Рассказ Талалаева походил на блуждание среди бездорожной тайги. Местами он был красив, каик затерянные лесные поляны, но чаще представлял, какой-то бурелом, в котором безнадежно путались и рассказчик и слушатели. Я передаю его с значительными сокращениями и так сказать, с выпрямлением пути.
— Когда мы пришли ив лес на реке Урюме, где теперь строится Амурская железная дорога, там плотной стеной стояли крепконогие сосны и пихты. Солнце никогда не заглядывало в спокойную черную воду, и в глубине тайги было так тихо, что от этой тишины в ушах звенело. От скуки я перевернул все вверх дном, ходил по коридорам, а за мной носили вино и закуску. Когда пили шампанское, то свистели на всю реку. Помощник капитана переделал пароходную сирену, так, что она всю глотку ревела какую-то каторжную песню. Но так и не доехали, — лопнул причал и пароход нанесло на мель.
— Назад! — сказал Крымзов. — Вы о чем рассказываете?
— Я хочу сказать, что в лесу было так же скучно, как на пароходе на Лене, где я был единственным пассажиром и ехали три недели.
— Удивительно просто! Ну, дальше, да только не сбивайтесь, а то вы никогда не кончите.
— В тайге, о которой я рассказываю, рядом были Бог и дьявол, но чаще казалось, что все эти узорчатые своды на железных колоннах, бездонные трясины, землю, скованную морозом на глубине трёх аршин, создал один дьявол, и что он где-то ходит по зелёным и красным моховым коврам, но бурой хвое и смотрит на свою работу. Я сидел в третьем ряду, певец был прекрасный, но Демон— Демон никуда не годился. Он был слишком слащав. Немецкий черт, Мефистофель, пахнет книгой. За ужином Антонов говорил, что Мефистофель родился и вырос в книжном шкафу, как бумажный скорпион!
— Невозможно! — воскликнул молодой чиновник.
— Невозможно, — вторил я.
— Тут пересадка! — сказал Крымзов. — Талалаев, о чем вы рассказываете? поверните назад.
— О, Господи!

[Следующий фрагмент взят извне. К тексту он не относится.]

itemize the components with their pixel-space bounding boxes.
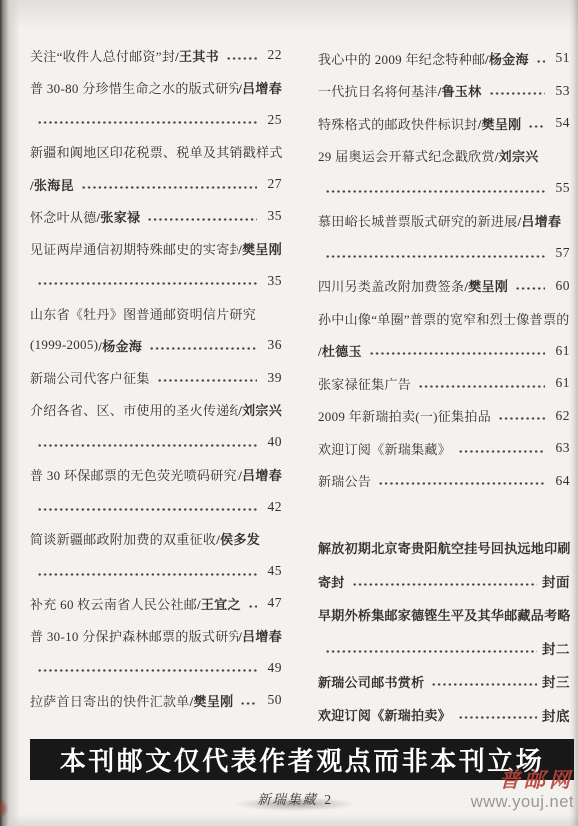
dot-leader xyxy=(37,426,257,458)
article-title: 新瑞公司邮书赏析 xyxy=(318,672,424,691)
ink-smudge-mark xyxy=(0,799,8,818)
toc-entry-line: 49 xyxy=(30,652,282,684)
scan-edge-right xyxy=(569,0,578,826)
dot-leader xyxy=(352,564,537,597)
dot-leader xyxy=(240,684,257,716)
article-title: 我心中的 2009 年纪念特种邮票 xyxy=(318,49,485,68)
article-title: 欢迎订阅《新瑞集藏》 xyxy=(318,439,451,458)
article-page-number: 64 xyxy=(550,473,570,489)
article-page-number: 54 xyxy=(550,115,570,131)
toc-entry-line: 封二 xyxy=(318,631,570,664)
article-author: /吕增春 xyxy=(238,465,282,484)
article-author: /杨金海 xyxy=(98,336,142,355)
article-page-number: 45 xyxy=(262,563,282,579)
article-title: 拉萨首日寄出的快件汇款单 xyxy=(30,691,190,710)
toc-entry-line: (1999-2005)/杨金海36 xyxy=(30,329,282,361)
article-page-number: 60 xyxy=(550,278,570,294)
article-author: /张海昆 xyxy=(30,175,74,194)
article-title: 简谈新疆邮政附加费的双重征收 xyxy=(30,529,216,548)
article-page-number: 封面 xyxy=(542,571,570,591)
article-author: /刘宗兴 xyxy=(495,146,539,165)
article-author: /樊呈刚 xyxy=(464,276,508,295)
magazine-title: 新瑞集藏 xyxy=(257,792,317,807)
watermark-logo: 普邮网 xyxy=(471,769,574,792)
article-page-number: 49 xyxy=(262,660,282,676)
toc-entry-line: 简谈新疆邮政附加费的双重征收/侯多发 xyxy=(30,523,282,555)
dot-leader xyxy=(498,400,545,433)
article-title: 特殊格式的邮政快件标识封 xyxy=(318,114,478,133)
article-page-number: 51 xyxy=(550,50,570,66)
toc-entry-line: 新疆和阗地区印花税票、税单及其销戳样式简述 xyxy=(30,136,282,168)
article-author: /吕增春 xyxy=(238,626,282,645)
article-page-number: 35 xyxy=(262,273,282,289)
page-number: 2 xyxy=(324,792,332,807)
article-page-number: 25 xyxy=(262,112,282,128)
toc-entry-line: 普 30-10 分保护森林邮票的版式研究/吕增春 xyxy=(30,620,282,652)
scan-edge-bottom xyxy=(0,814,578,826)
article-title: 补充 60 枚云南省人民公社邮戳 xyxy=(30,594,197,613)
article-title: 张家禄征集广告 xyxy=(318,374,411,393)
article-title: 介绍各省、区、市使用的圣火传递纪念戳 xyxy=(30,400,238,419)
article-author: /鲁玉林 xyxy=(438,81,482,100)
toc-entry-line: 普 30 环保邮票的无色荧光喷码研究扎记/吕增春 xyxy=(30,458,282,490)
article-title: 怀念叶从德 xyxy=(30,207,97,226)
article-page-number: 61 xyxy=(550,343,570,359)
article-title: 关注“收件人总付邮资”封 xyxy=(30,46,175,65)
article-author: /杨金海 xyxy=(485,49,529,68)
dot-leader xyxy=(37,555,257,587)
toc-entry-line: 特殊格式的邮政快件标识封/樊呈刚54 xyxy=(318,107,570,140)
toc-entry-line: /张海昆27 xyxy=(30,168,282,200)
section-gap xyxy=(318,497,570,531)
article-author: /吕增春 xyxy=(238,78,282,97)
article-title: 见证两岸通信初期特殊邮史的实寄封 xyxy=(30,239,238,258)
toc-entry-line: 25 xyxy=(30,104,282,136)
toc-entry-line: 欢迎订阅《新瑞集藏》63 xyxy=(318,432,570,465)
dot-leader xyxy=(81,168,257,200)
article-page-number: 40 xyxy=(262,434,282,450)
toc-entry-line: 慕田峪长城普票版式研究的新进展/吕增春 xyxy=(318,205,570,238)
toc-entry-line: 欢迎订阅《新瑞拍卖》封底 xyxy=(318,698,570,731)
article-title: 普 30 环保邮票的无色荧光喷码研究扎记 xyxy=(30,465,238,484)
article-title: 山东省《牡丹》图普通邮资明信片研究 xyxy=(30,304,256,323)
article-page-number: 55 xyxy=(550,180,570,196)
article-author: /樊呈刚 xyxy=(478,114,522,133)
dot-leader xyxy=(458,432,545,465)
article-author: /侯多发 xyxy=(216,529,260,548)
toc-entry-line: 新瑞公告64 xyxy=(318,465,570,498)
article-page-number: 61 xyxy=(550,375,570,391)
dot-leader xyxy=(248,587,257,619)
page-footer: 新瑞集藏2 xyxy=(231,788,359,808)
article-author: /刘宗兴 xyxy=(238,400,282,419)
article-title: 普 30-80 分珍惜生命之水的版式研究 xyxy=(30,78,238,97)
dot-leader xyxy=(431,665,537,698)
dot-leader xyxy=(528,107,545,140)
article-page-number: 50 xyxy=(262,692,282,708)
toc-entry-line: 四川另类盖改附加费签条/樊呈刚60 xyxy=(318,270,570,303)
dot-leader xyxy=(37,491,257,523)
article-title: (1999-2005) xyxy=(30,337,98,353)
magazine-toc-page: 关注“收件人总付邮资”封/王其书22普 30-80 分珍惜生命之水的版式研究/吕… xyxy=(0,0,578,826)
toc-entry-line: 拉萨首日寄出的快件汇款单/樊呈刚50 xyxy=(30,684,282,716)
article-title: 欢迎订阅《新瑞拍卖》 xyxy=(318,705,451,724)
article-title: 普 30-10 分保护森林邮票的版式研究 xyxy=(30,626,238,645)
article-page-number: 封二 xyxy=(542,638,570,658)
toc-entry-line: 普 30-80 分珍惜生命之水的版式研究/吕增春 xyxy=(30,71,282,103)
footer-text: 新瑞集藏2 xyxy=(231,788,359,808)
dot-leader xyxy=(149,329,257,361)
article-title: 四川另类盖改附加费签条 xyxy=(318,276,464,295)
article-page-number: 57 xyxy=(550,245,570,261)
article-title: 一代抗日名将何基沣 xyxy=(318,81,438,100)
article-author: /王其书 xyxy=(175,46,219,65)
article-page-number: 53 xyxy=(550,83,570,99)
article-author: /王宜之 xyxy=(197,594,241,613)
dot-leader xyxy=(147,200,257,232)
article-title: 新瑞公司代客户征集 xyxy=(30,368,150,387)
article-title: 新疆和阗地区印花税票、税单及其销戳样式简述 xyxy=(30,142,282,161)
article-page-number: 封三 xyxy=(542,671,570,691)
scan-edge-left xyxy=(0,0,20,826)
toc-entry-line: /杜德玉61 xyxy=(318,335,570,368)
toc-entry-line: 张家禄征集广告61 xyxy=(318,367,570,400)
article-page-number: 42 xyxy=(262,499,282,515)
dot-leader xyxy=(325,631,537,664)
article-title: 29 届奥运会开幕式纪念戳欣赏 xyxy=(318,146,495,165)
watermark-url: www.youj.net xyxy=(471,793,574,811)
toc-entry-line: 寄封封面 xyxy=(318,564,570,597)
dot-leader xyxy=(226,39,257,71)
toc-right-column: 我心中的 2009 年纪念特种邮票/杨金海51一代抗日名将何基沣/鲁玉林53特殊… xyxy=(318,42,570,731)
toc-entry-line: 解放初期北京寄贵阳航空挂号回执远地印刷品实 xyxy=(318,531,570,564)
dot-leader xyxy=(515,270,545,303)
toc-entry-line: 2009 年新瑞拍卖(一)征集拍品62 xyxy=(318,400,570,433)
article-page-number: 62 xyxy=(550,408,570,424)
article-page-number: 22 xyxy=(262,47,282,63)
article-page-number: 47 xyxy=(262,595,282,611)
site-watermark: 普邮网 www.youj.net xyxy=(471,769,574,811)
article-page-number: 封底 xyxy=(542,705,570,725)
article-author: /樊呈刚 xyxy=(190,691,234,710)
toc-entry-line: 35 xyxy=(30,265,282,297)
toc-entry-line: 见证两岸通信初期特殊邮史的实寄封/樊呈刚 xyxy=(30,233,282,265)
toc-entry-line: 介绍各省、区、市使用的圣火传递纪念戳/刘宗兴 xyxy=(30,394,282,426)
toc-entry-line: 29 届奥运会开幕式纪念戳欣赏/刘宗兴 xyxy=(318,140,570,173)
article-title: 解放初期北京寄贵阳航空挂号回执远地印刷品实 xyxy=(318,538,570,557)
toc-entry-line: 57 xyxy=(318,237,570,270)
scan-edge-top xyxy=(0,0,578,30)
article-page-number: 35 xyxy=(262,208,282,224)
toc-entry-line: 早期外桥集邮家德铿生平及其华邮藏品考略(图) xyxy=(318,598,570,631)
article-title: 慕田峪长城普票版式研究的新进展 xyxy=(318,211,518,230)
article-page-number: 36 xyxy=(262,337,282,353)
toc-entry-line: 怀念叶从德/张家禄35 xyxy=(30,200,282,232)
article-page-number: 27 xyxy=(262,176,282,192)
article-author: /吕增春 xyxy=(518,211,562,230)
toc-entry-line: 新瑞公司邮书赏析封三 xyxy=(318,665,570,698)
toc-entry-line: 新瑞公司代客户征集39 xyxy=(30,362,282,394)
dot-leader xyxy=(536,42,545,75)
dot-leader xyxy=(325,172,545,205)
toc-entry-line: 孙中山像“单圈”普票的宽窄和烈士像普票的高矮 xyxy=(318,302,570,335)
toc-entry-line: 关注“收件人总付邮资”封/王其书22 xyxy=(30,39,282,71)
dot-leader xyxy=(157,362,257,394)
toc-entry-line: 我心中的 2009 年纪念特种邮票/杨金海51 xyxy=(318,42,570,75)
dot-leader xyxy=(37,265,257,297)
article-title: 寄封 xyxy=(318,572,345,591)
article-author: /樊呈刚 xyxy=(238,239,282,258)
article-page-number: 39 xyxy=(262,370,282,386)
dot-leader xyxy=(37,652,257,684)
toc-entry-line: 55 xyxy=(318,172,570,205)
toc-entry-line: 45 xyxy=(30,555,282,587)
article-title: 早期外桥集邮家德铿生平及其华邮藏品考略(图) xyxy=(318,605,570,624)
dot-leader xyxy=(458,698,537,731)
dot-leader xyxy=(369,335,545,368)
toc-entry-line: 山东省《牡丹》图普通邮资明信片研究 xyxy=(30,297,282,329)
dot-leader xyxy=(325,237,545,270)
article-author: /张家禄 xyxy=(97,207,141,226)
toc-entry-line: 40 xyxy=(30,426,282,458)
toc-left-column: 关注“收件人总付邮资”封/王其书22普 30-80 分珍惜生命之水的版式研究/吕… xyxy=(30,39,282,716)
article-title: 新瑞公告 xyxy=(318,471,371,490)
article-author: /杜德玉 xyxy=(318,341,362,360)
toc-entry-line: 一代抗日名将何基沣/鲁玉林53 xyxy=(318,75,570,108)
toc-entry-line: 42 xyxy=(30,491,282,523)
article-title: 2009 年新瑞拍卖(一)征集拍品 xyxy=(318,406,491,425)
toc-entry-line: 补充 60 枚云南省人民公社邮戳/王宜之47 xyxy=(30,587,282,619)
article-title: 孙中山像“单圈”普票的宽窄和烈士像普票的高矮 xyxy=(318,309,570,328)
dot-leader xyxy=(37,104,257,136)
dot-leader xyxy=(418,367,545,400)
dot-leader xyxy=(378,465,545,498)
dot-leader xyxy=(489,75,545,108)
article-page-number: 63 xyxy=(550,440,570,456)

Вы понемногу привыкайте, а то я никогда не кончу. Я хотел сказать, что мне в театре не понравился Демон, влюблённый в Тамару, а Мефистофель родился в чернильнице. Сибирский черт натурален, мрачен и тяжел, беспощаден; умен дико и глуп дико и все в нем дико. Я часто думал об этом, там в тайге. Вся мебель стала на него похожа, диваны, комоды, кресла в два обхвата, зеркало и то расплылось и в нем все лица выходили, как у хозяина.
— Стоп! — перебил Крымзов.
— Э… не перебивайте так часто. Я вспомнил, что у меня был приятель золотопромышленник, грузный, сырой, точно его мальчишки из глины вылепили. Заболел, много лет просидел дома, и вся обстановка стала на него похожа: куда не посмотришь — Иван Семеныч! На полу, на стенах, в гостиной, в кладовых — везде Иван Семеныч! Так и в тайге, в каждом углу таежный чорт и никуда от него не уйдешь! Везде его усмешка и в, ней злоба, ненависть, тоска! Яд, собранный как мед по капле, и напились его горы.
— Разговорился, — тихо и с облегчением сказал капитан. — Теперь пойдет…
— Не перебивайте! Я должен двигаться или совсем стану. И вот в этот дикий нетронутый лес влезли переселенцы, человек двести или триста. Явились они с голыми руками; на семью один иззубренный топор, да и тот без топорища. Лохмотья, битая посуда, мусор! Какая-то оголтелая полупьяная ночлежка, впущенная в тайгу. Смотреть жалко. Вкатится такая волна, разобьётся под пятисаженными лиственницами и кедрами, рассыплется на глухих полянах и пропадет, точно её и не было. Ни в одном море не похоронено столько жизней, как в сибирских лесах! Но с переселенцами, о которых я говорю, вышло совсем плохо.